A: It's something we talked about creating early on in the transformation process. If there's ever been a property and a city that could support an upper-echelon premiere partnership, it's New York and Madison Square Garden. We have had a long history with Chase that goes all the way back to Chase Championship Tennis here.

We have been with them for decades, and if you look at their network in New York and their customer base, there are outstanding opportunities for cross-promotion. Their customers are our fans. And on the private wealth management side, there are opportunities for them to offer clients access to premium experiences at our venues.

Q: You have three major sponsors other than Chase. Are you limiting potential sponsors and partners?

A: There is not a set number of partners. We are looking for top-tier brands that are looking to be fully integrated into the New York sports and entertainment landscape. I know it sounds cliché, but we are looking for real partners; it's not about us selling them signs. It's about working with organizations to understand what's important to them -- what drives their business -- and how they can help us drive ours.

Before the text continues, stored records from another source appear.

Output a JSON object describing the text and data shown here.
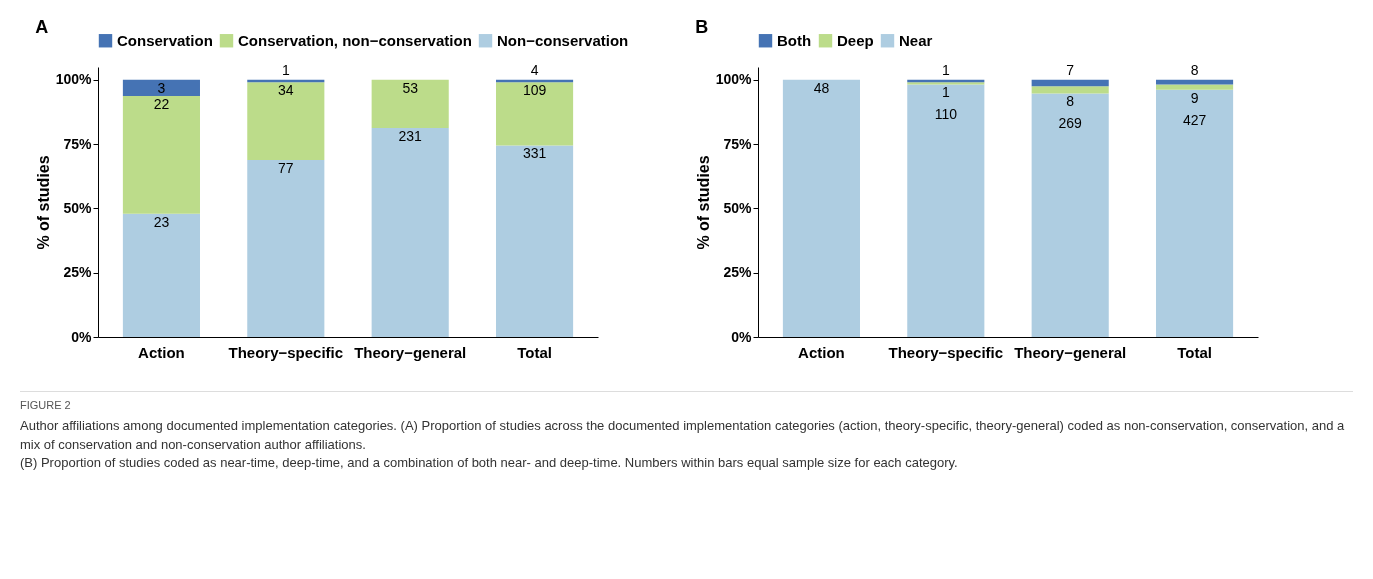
{
  "chart_data": [
    {
      "type": "bar",
      "title": "A",
      "stacked": true,
      "ylabel": "% of studies",
      "legend": "top",
      "grid": false,
      "categories": [
        "Action",
        "Theory−specific",
        "Theory−general",
        "Total"
      ],
      "ylim": [
        0,
        105
      ],
      "yticks": [
        {
          "value": 0,
          "label": "0%"
        },
        {
          "value": 25,
          "label": "25%"
        },
        {
          "value": 50,
          "label": "50%"
        },
        {
          "value": 75,
          "label": "75%"
        },
        {
          "value": 100,
          "label": "100%"
        }
      ],
      "series": [
        {
          "name": "Non−conservation",
          "color": "#aecde1",
          "values": [
            47.9,
            68.8,
            81.3,
            74.5
          ]
        },
        {
          "name": "Conservation, non−conservation",
          "color": "#bcdc8a",
          "values": [
            45.8,
            30.3,
            18.7,
            24.6
          ]
        },
        {
          "name": "Conservation",
          "color": "#4573b4",
          "values": [
            6.3,
            0.9,
            0,
            0.9
          ]
        }
      ],
      "annotations": [
        {
          "text": "23",
          "x": "Action",
          "y": 47.9
        },
        {
          "text": "22",
          "x": "Action",
          "y": 93.7
        },
        {
          "text": "3",
          "x": "Action",
          "y": 100
        },
        {
          "text": "77",
          "x": "Theory−specific",
          "y": 68.8
        },
        {
          "text": "34",
          "x": "Theory−specific",
          "y": 99.1
        },
        {
          "text": "1",
          "x": "Theory−specific",
          "y": 100
        },
        {
          "text": "231",
          "x": "Theory−general",
          "y": 81.3
        },
        {
          "text": "53",
          "x": "Theory−general",
          "y": 100
        },
        {
          "text": "331",
          "x": "Total",
          "y": 74.5
        },
        {
          "text": "109",
          "x": "Total",
          "y": 99.1
        },
        {
          "text": "4",
          "x": "Total",
          "y": 100
        }
      ]
    },
    {
      "type": "bar",
      "title": "B",
      "stacked": true,
      "ylabel": "% of studies",
      "legend": "top",
      "grid": false,
      "categories": [
        "Action",
        "Theory−specific",
        "Theory−general",
        "Total"
      ],
      "ylim": [
        0,
        105
      ],
      "yticks": [
        {
          "value": 0,
          "label": "0%"
        },
        {
          "value": 25,
          "label": "25%"
        },
        {
          "value": 50,
          "label": "50%"
        },
        {
          "value": 75,
          "label": "75%"
        },
        {
          "value": 100,
          "label": "100%"
        }
      ],
      "series": [
        {
          "name": "Near",
          "color": "#aecde1",
          "values": [
            100,
            98.2,
            94.7,
            96.2
          ]
        },
        {
          "name": "Deep",
          "color": "#bcdc8a",
          "values": [
            0,
            0.9,
            2.8,
            2.0
          ]
        },
        {
          "name": "Both",
          "color": "#4573b4",
          "values": [
            0,
            0.9,
            2.5,
            1.8
          ]
        }
      ],
      "annotations": [
        {
          "text": "48",
          "x": "Action",
          "y": 100
        },
        {
          "text": "110",
          "x": "Theory−specific",
          "y": 98.2
        },
        {
          "text": "1",
          "x": "Theory−specific",
          "y": 99.1
        },
        {
          "text": "1",
          "x": "Theory−specific",
          "y": 100
        },
        {
          "text": "269",
          "x": "Theory−general",
          "y": 94.7
        },
        {
          "text": "8",
          "x": "Theory−general",
          "y": 97.5
        },
        {
          "text": "7",
          "x": "Theory−general",
          "y": 100
        },
        {
          "text": "427",
          "x": "Total",
          "y": 96.2
        },
        {
          "text": "9",
          "x": "Total",
          "y": 98.2
        },
        {
          "text": "8",
          "x": "Total",
          "y": 100
        },
        "FIGURE 2",
        "Author affiliations among documented implementation categories. (A) Proportion of studies across the documented implementation categories (action, theory-specific, theory-general) coded as non-conservation, conservation, and a mix of conservation and non-conservation author affiliations.",
        "(B) Proportion of studies coded as near-time, deep-time, and a combination of both near- and deep-time. Numbers within bars equal sample size for each category."
      ]
    }
  ]
}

Q: When a brand approaches you, what are the parameters for doing a deal?

A: Put it this way -- the best partners we work with are the most cautious adamant zealots about their brand and how it's manifested anywhere. So the relationship we have is absolutely collaboration.

Q: What are some of the considerations?

A: This is a company with six venues, 1,200 live events per year, and a number of media properties. Therefore, the first order of business is figuring out how to go to market with our own offerings. The second thing is finding world-class marketing talent at brands. It's not about sales, but how to do packages with amazing positions in our sports and entertainment properties.

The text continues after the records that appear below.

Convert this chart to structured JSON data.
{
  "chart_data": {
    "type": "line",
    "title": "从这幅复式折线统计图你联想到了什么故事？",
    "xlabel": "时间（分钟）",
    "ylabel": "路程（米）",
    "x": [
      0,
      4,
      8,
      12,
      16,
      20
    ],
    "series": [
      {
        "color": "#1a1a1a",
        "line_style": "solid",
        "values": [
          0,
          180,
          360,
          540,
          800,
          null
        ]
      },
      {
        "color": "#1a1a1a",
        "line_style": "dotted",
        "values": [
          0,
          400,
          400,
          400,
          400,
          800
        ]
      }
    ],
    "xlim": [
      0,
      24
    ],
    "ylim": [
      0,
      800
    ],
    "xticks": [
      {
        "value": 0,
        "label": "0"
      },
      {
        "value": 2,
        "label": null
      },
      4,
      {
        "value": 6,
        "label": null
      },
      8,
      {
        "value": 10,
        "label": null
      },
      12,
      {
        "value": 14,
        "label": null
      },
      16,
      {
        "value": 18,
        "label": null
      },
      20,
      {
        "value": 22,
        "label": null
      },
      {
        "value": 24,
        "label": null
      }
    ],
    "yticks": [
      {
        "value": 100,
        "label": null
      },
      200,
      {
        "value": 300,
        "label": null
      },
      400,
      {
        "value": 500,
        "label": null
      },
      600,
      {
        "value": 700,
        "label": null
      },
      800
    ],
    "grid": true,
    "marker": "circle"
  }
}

Third, we are spending $775 million to $800 million for the transformation* on this New York icon, so we have to figure out how to do that in a tasteful way that gives a dominant presence to the right partners -- but one that preserves what's special about Madison Square Garden and the memories and moments that have occurred here.

These relationships take 12 months or more to develop, and frankly, people do business with people, not companies. So for us, it comes down to finding the right people with the right brands and the right approach on both sides.

* Editor's note: The story was amended post-publication.